Jo Ofahenguae: The second best Ofahenguae ever to grace the hallowed turf of Suncorp Stadium/Lang Park, Willie O’s nephew has plenty of potential. You don’t get points for potential people — I’d make that my sixth commandment if I were allowed to talk about commandments, but I’m not so let’s just move right along.
Cam Smith to Apisau Koroisau (15) Craig Garvey (5)
There’s no sugar coating it — Cam, you’re an old man who played one season too long. You’re a has been, a wash-up it’s time to give it away. Harsh? Yes. Ridiculous? Yes. As stooopid as trading out the fourth most productive hooker in the game for a guy who isn’t even selected this week? Line ball.
Craig Garvey: The Garvinator has the second best average of any hooker so far this season. He’s a SuperCoach stud in the making, a tackling machine who can also make sweet little darts from dummy half. He’s also not playing this week. Not playing. Will not score points. Do not trade him in. No, no, no, no, no!

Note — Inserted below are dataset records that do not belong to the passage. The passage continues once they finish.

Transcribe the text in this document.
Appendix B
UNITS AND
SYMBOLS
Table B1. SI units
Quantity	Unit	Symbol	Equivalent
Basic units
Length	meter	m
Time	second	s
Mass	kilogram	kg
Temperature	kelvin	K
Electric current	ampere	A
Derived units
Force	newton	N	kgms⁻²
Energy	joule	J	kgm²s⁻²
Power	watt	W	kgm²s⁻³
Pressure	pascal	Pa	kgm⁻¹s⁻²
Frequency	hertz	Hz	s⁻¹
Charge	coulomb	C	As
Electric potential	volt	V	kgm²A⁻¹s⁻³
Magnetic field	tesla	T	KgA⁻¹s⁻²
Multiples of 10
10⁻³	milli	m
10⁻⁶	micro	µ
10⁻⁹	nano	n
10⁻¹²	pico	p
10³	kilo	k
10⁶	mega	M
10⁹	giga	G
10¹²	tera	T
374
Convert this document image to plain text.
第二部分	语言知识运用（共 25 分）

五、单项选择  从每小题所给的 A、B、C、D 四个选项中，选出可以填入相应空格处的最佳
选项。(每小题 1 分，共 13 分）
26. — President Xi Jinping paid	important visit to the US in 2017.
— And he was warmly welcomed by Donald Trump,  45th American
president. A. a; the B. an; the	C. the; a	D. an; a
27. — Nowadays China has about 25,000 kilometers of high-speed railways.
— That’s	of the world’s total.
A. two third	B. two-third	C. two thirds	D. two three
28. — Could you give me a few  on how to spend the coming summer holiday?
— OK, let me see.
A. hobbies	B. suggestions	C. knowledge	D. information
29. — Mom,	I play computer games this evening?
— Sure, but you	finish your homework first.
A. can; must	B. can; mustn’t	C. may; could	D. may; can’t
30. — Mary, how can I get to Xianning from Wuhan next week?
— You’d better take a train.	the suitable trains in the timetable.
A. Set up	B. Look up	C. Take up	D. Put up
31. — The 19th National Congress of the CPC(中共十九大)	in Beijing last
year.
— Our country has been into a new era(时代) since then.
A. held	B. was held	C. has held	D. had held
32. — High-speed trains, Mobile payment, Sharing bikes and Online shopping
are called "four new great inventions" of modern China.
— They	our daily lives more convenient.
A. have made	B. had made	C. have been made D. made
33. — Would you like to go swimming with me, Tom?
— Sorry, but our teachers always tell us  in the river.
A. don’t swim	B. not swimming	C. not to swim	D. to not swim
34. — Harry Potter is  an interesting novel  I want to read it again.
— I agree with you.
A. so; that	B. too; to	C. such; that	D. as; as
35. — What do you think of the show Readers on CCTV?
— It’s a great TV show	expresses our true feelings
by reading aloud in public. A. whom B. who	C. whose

Apisau Koroisau: The Manly half/hooker had a ripper of a game against Souths last week with a try, three line breaks and an eye-watering 11 tackle busts (not surprising for a man who clears a backfence with such elan). Given 80 minutes in the halves while Daly Cherry-Evans learns how to play football again Koroisau should make owners a pretty penny if he can play even half as well over the next couple of weeks. But when DCE returns the best happy Api can hope for is a bench role and you’ll be burning another trade. Burning trades is bad — some other bloke said so in his commandments.